Posterior a la condena por parte de los tribunales, el Estado chileno fue denunciado ante la Corte Interamericana de DD.HH. En octubre de 1998, la comisión citó a las partes, escuchó sus alegatos verbales y les aconsejó un “acuerdo amistoso”.
En 1997, nuevas reivindicaciones de parte de las comunidades generan como respuesta del ejecutivo nuevamente la invocación de la Ley de Seguridad Interior del Estado, como forma de hacer frente a las convulsionadas movilizaciones mapuche que había cobrado un renovado ímpetu.

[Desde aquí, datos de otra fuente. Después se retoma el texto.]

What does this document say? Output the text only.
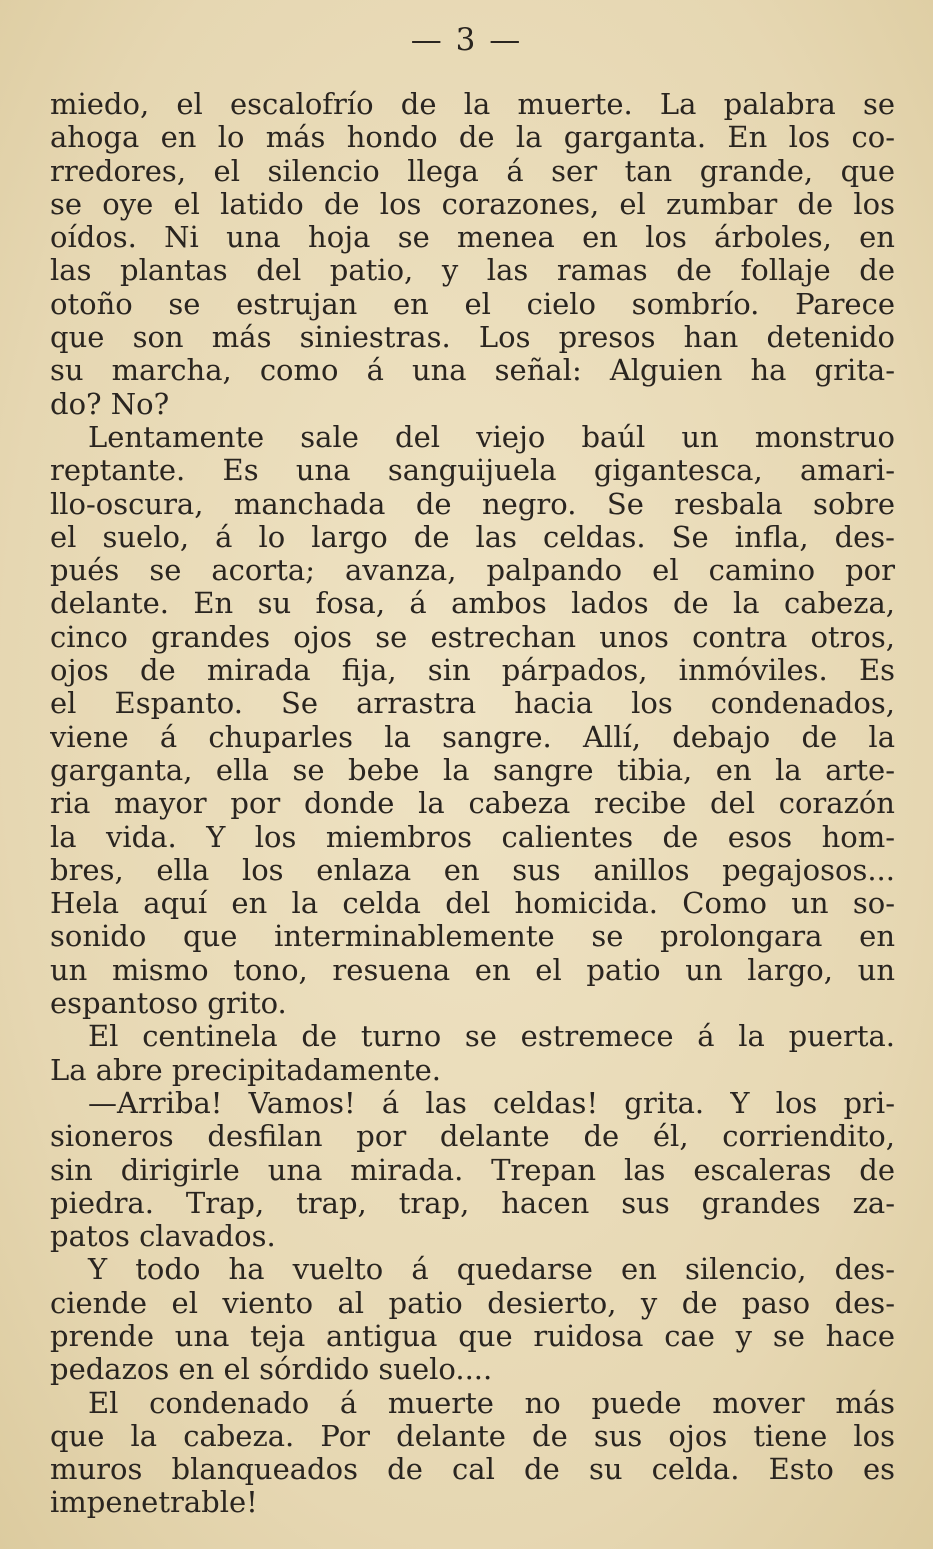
— 3 —
miedo, el escalofrío de la muerte. La palabra se
ahoga en lo más hondo de la garganta. En los co-
rredores, el silencio llega á ser tan grande, que
se oye el latido de los corazones, el zumbar de los
oídos. Ni una hoja se menea en los árboles, en
las plantas del patio, y las ramas de follaje de
otoño se estrujan en el cielo sombrío. Parece
que son más siniestras. Los presos han detenido
su marcha, como á una señal: Alguien ha grita-
do? No?
Lentamente sale del viejo baúl un monstruo
reptante. Es una sanguijuela gigantesca, amari-
llo-oscura, manchada de negro. Se resbala sobre
el suelo, á lo largo de las celdas. Se infla, des-
pués se acorta; avanza, palpando el camino por
delante. En su fosa, á ambos lados de la cabeza,
cinco grandes ojos se estrechan unos contra otros,
ojos de mirada fija, sin párpados, inmóviles. Es
el Espanto. Se arrastra hacia los condenados,
viene á chuparles la sangre. Allí, debajo de la
garganta, ella se bebe la sangre tibia, en la arte-
ria mayor por donde la cabeza recibe del corazón
la vida. Y los miembros calientes de esos hom-
bres, ella los enlaza en sus anillos pegajosos...
Hela aquí en la celda del homicida. Como un so-
sonido que interminablemente se prolongara en
un mismo tono, resuena en el patio un largo, un
espantoso grito.
El centinela de turno se estremece á la puerta.
La abre precipitadamente.
—Arriba! Vamos! á las celdas! grita. Y los pri-
sioneros desfilan por delante de él, corriendito,
sin dirigirle una mirada. Trepan las escaleras de
piedra. Trap, trap, trap, hacen sus grandes za-
patos clavados.
Y todo ha vuelto á quedarse en silencio, des-
ciende el viento al patio desierto, y de paso des-
prende una teja antigua que ruidosa cae y se hace
pedazos en el sórdido suelo....
El condenado á muerte no puede mover más
que la cabeza. Por delante de sus ojos tiene los
muros blanqueados de cal de su celda. Esto es
impenetrable!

Como se observa, es en pleno período de retorno a la democracia en Chile que comienzan a multiplicarse las detenciones y enjuiciamientos de hombres y mujeres mapuche en el contexto de protestas sociales. Además, se utiliza leyes de excepción como la Ley de Seguridad Interior del Estado y, posteriormente, la Ley Antiterrorista, cuerpos legales adoptados y utilizados durante la dictadura militar para perseguir y neutralizar a los enemigos políticos. También el actuar de la policía recuerda las deleznables prácticas de intimidación utilizadas durante el período dictatorial, así lo denuncian los presos mapuche y por lo mismo revindican para sí la denominación de “Presos Políticos Mapuche”.
Los Presos Políticos Mapuche desde la cárcel de Nueva Imperial comunican a la sociedad civil nacional e internacional lo siguiente: El día viernes 31 de agosto del año en curso, en dependencias de Gendarmería fue interrogado de forma ilegal Juan de Dios Puel, preso político mapuche, por tres personas que no se identificaron, ofreciendo durante el interrogatorio supuesta libertad y dinero para locomoción, a cambio de inculpar a personas desconocidas retratadas en fotografías, a lo cual el imputado no accedió. Los interrogadores, viendo la respuesta negativa de su proceder, cambiaron radicalmente su actitud, amenazando con “encarcelamiento de cinco años y un día, donde sería tratado como a un perro en una cárcel de Santiago”, fuera del alcance de sus familiares e hijos. Ante el silencio del interrogado se tornaron violentos, se insultó y se amenazó con “aplicar electricidad”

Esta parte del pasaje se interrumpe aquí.